Monday.
Mar 12[1]
Dear Lyd[2],
I’m
taking a sun-bath this afternoon the first since the boat trip[3]
even though it’s not so warm that I’m really comfortable in my shorts and the
prone position is not the best for writing.
Some
one (sic) posted a cartoon on the bulletin board I know you’d enjoy & being
unable to send you the original or even a photostatic copy I’ll try to describe
it for you – incidentally I’m passing it on without comment or malice.
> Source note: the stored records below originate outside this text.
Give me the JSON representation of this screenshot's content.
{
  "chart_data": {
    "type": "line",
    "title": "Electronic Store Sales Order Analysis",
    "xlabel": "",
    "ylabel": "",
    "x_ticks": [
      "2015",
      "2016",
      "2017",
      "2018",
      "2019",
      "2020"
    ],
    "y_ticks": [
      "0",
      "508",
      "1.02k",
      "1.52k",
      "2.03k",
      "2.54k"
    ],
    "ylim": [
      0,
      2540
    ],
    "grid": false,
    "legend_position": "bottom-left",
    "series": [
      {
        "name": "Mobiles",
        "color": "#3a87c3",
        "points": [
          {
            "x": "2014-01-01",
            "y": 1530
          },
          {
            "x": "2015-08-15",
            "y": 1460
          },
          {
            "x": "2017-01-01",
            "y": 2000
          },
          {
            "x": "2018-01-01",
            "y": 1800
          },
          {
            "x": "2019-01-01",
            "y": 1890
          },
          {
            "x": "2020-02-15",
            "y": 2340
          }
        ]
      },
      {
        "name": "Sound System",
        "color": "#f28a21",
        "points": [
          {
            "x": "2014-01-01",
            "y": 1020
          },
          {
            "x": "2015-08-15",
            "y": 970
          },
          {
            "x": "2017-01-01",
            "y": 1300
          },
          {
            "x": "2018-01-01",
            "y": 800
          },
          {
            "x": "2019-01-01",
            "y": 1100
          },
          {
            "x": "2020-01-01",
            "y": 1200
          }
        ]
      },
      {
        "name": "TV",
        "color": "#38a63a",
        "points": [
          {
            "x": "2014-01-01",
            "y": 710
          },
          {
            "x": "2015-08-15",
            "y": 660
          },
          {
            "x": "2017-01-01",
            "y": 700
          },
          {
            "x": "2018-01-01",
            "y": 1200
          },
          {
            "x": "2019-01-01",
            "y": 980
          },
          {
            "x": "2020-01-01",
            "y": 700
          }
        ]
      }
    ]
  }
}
Well there’s
a frustrated Mother scolding her son and saying “you want to grow up to be president,
don’t you; so your little boy can be a general, don’t you; and his little
doggie ride in airplanes, don’t you - well why don’t you be nice then?”[4]
Stationery
is one of the hardest things to get over here (maybe to stimulate greater use
of V-Mail I think[5]
– I’ve already asked for a big box of air-mail stationery I want the sheets
much more that the envelopes because I have quite a collection of odds& ends
of envelopes. I’m beginning to run short on this stationery I’m using that you
sent me. It takes packages so long that when I have a red-hot request, by the
time it comes, the need or desire for it has vanished, but that won’t be true
of foods or stationery or T-shirts which I also think I asked from you or books
(Crime & Punishment)
Recently
I had the opportunity of visiting two small Italian towns, San Severo and TarreMaggiore[6],
which escaped the material if not economic ravishes of war. I’m neither on was
anything of historical or cultural importance altho the newest building couldn’t
have been less than 150 years old. The shabby beauty and decadent elegance so universal
in this country were there in a more or less pure state – that is the sagging
tile roofs, the crumbling walls, the falling plaster rococo ornamentation and
such ubiquitous characteristics were the result of age & neglect – none of
the gaping 5 story holes made by bombs or the pock-marks of strafing. Torre
Maggiore was once a ducal seat I understand & the old ducal castle still
stands with hardly even a ghost of its former presumption remaining, it now
being a tenement & the moat (dry) an unofficial garbage dump. It must have
been built before the refinements of the Italian Renaissance began – it must
date from a time castle & fort were synonymous because it’s just a massive
square pile of masonry with huge round tower at each corner with parapets, et
el. I think the natives must be as unconscious of the nostalgia & sentiment
of their old stone buildings as they are of their dampness, discomfort & inconvenience.
Love
Bob[7]
P.S.
A
couple more letters just came one airmail dated Feb 26 & one Mar 5 so you
see mail connection between L.A. & Italy altho good are by no means
constant or predictable. Here are my observations: airmail V-mail is the
fastest, V-mail & air mail about the same, may be (sic) V-mail being
quicker oftener[8].
Bob
[1]
Postmarked 14 Mar 19451945 US Army Postal Service with an additional postmark
of MAR 27, 1945 Hollywood Station.
[2]
Addressed to: Mrs. Walter Smith; 1856 Vista del Mar: Hollywood 28, Calif.
[3]
Note sure if this is in reference to transport to operations theater or a local
trip.
[4]
Maybe a reference to command structure, but the humor isn’t transferring to
modern tastes.
[5]
Government conspiracies is definitely not a modern trend.
[6] Torremaggiore.
[7]
Return Address: Lt. Robert B. Richert 0-2071698; 99th Bmb. Gp. 346
Bmb. Sq.; A.P.O. 520 c/o P.M.; New York, N.Y.
[8]
Lydia sent one letter through each type of service, airmail, airmail V-mail,
V-mail, and regular post to see how quickly each would arrive.